Ohne Not sollte man keinen Testamentsvollstrecker einspannen. Das ist der Rat von Erbrechtsanwalt Klaus-Dieter Rose von der Kanzlei Menold Bezler im Interview. Das Risiko, dass er nur neuen Ärger verursacht, ist allzu hoch. Und ungeahnt teuer ist er oft obendrein. Warum manchem Testamentsvollstrecker seine neue Macht zu Kopf steigt und warum der Job so lukrativ ist.

Klaus-Dieter Rose von Menold Bezler (Foto: Privat)
Herr Rose, ein Testamentsvollstrecker kostet Geld, manchmal sogar sehr viel Geld, nämlich bis zu 15 Prozent vom Erbe. Dazu besteht das Risiko, dass er neuen, zusätzlichen Streit verursacht durch Eigenmächtigkeiten, durch die er Erben bevormundet und diese sich entrechtet fühlen. Denn der hat so viel Macht, dass er praktisch alles machen kann bis hin zum Verkauf des Familienunternehmens – und die Erben können nichts dagegen tun. Wann raten Sie ihren Mandanten, in ihrem Testament einen Testamentsvollstrecker zu bestimmen?
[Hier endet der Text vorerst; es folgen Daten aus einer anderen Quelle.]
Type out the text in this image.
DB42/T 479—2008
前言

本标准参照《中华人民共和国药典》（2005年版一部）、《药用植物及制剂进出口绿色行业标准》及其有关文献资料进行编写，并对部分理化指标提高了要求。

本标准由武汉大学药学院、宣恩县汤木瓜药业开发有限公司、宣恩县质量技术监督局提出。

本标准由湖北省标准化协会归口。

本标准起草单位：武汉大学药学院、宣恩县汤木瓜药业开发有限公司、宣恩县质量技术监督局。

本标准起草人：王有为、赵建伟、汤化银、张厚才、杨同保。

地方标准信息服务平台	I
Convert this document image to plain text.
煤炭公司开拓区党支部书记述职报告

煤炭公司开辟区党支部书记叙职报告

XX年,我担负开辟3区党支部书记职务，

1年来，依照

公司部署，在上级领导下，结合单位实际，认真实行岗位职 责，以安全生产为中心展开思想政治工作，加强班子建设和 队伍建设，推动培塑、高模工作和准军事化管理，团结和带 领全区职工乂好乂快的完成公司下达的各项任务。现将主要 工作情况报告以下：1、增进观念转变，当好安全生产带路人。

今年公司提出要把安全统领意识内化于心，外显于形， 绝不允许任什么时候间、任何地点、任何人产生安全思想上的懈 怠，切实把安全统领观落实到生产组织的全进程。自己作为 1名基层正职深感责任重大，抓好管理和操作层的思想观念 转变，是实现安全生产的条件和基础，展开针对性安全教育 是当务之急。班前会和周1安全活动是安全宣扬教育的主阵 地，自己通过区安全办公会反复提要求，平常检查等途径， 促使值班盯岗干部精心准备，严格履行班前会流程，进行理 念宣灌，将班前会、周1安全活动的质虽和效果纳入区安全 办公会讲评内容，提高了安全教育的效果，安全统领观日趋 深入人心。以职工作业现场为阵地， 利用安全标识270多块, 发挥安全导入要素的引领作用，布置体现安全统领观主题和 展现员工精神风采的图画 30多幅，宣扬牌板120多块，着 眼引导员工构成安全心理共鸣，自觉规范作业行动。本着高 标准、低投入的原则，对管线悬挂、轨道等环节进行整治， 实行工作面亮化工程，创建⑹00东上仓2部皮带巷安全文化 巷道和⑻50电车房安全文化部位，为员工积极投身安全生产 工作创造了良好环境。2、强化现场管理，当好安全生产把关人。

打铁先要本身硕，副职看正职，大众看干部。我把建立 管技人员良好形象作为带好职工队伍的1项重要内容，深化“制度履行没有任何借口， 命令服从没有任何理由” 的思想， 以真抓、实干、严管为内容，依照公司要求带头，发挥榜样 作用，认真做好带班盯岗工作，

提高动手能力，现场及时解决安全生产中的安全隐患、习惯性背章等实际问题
Rose: Vermögenden Leuten, die zum Beispiel eine Patchwork-Familie haben, die nach ihrem Tod doch nicht mehr so harmonisch funktioniert. Wer zerstrittene Kinder hat oder obendrein Stief- und Adoptivkinder, die sich nicht grün sind. Oder wer Partner und Kinder hat, die beispielsweise zu alt oder noch zu jung und mit der Weiterführung des Familienunternehmens – noch oder sowieso – überfordert wären. Wer dagegen nur ein Haus, ein Aktiendepot und eine Ferienwohnung im Süden besitzt und kein zweistelliges Millionenvermögen ha, der braucht meist keinen Testamentsvollstrecker. Da genügt es, ein Familienmitglied auszugucken, das die Verteilung des Erbes vornimmt.
Testamentsvollstrecker kann Hinz und Kunz sein, es gibt keine Prüfung, niemand kontrolliert ihr Tun oder kann sie so ohne weiteres zurückpfeifen. Steigt manchem seine neue Macht zu Kopf?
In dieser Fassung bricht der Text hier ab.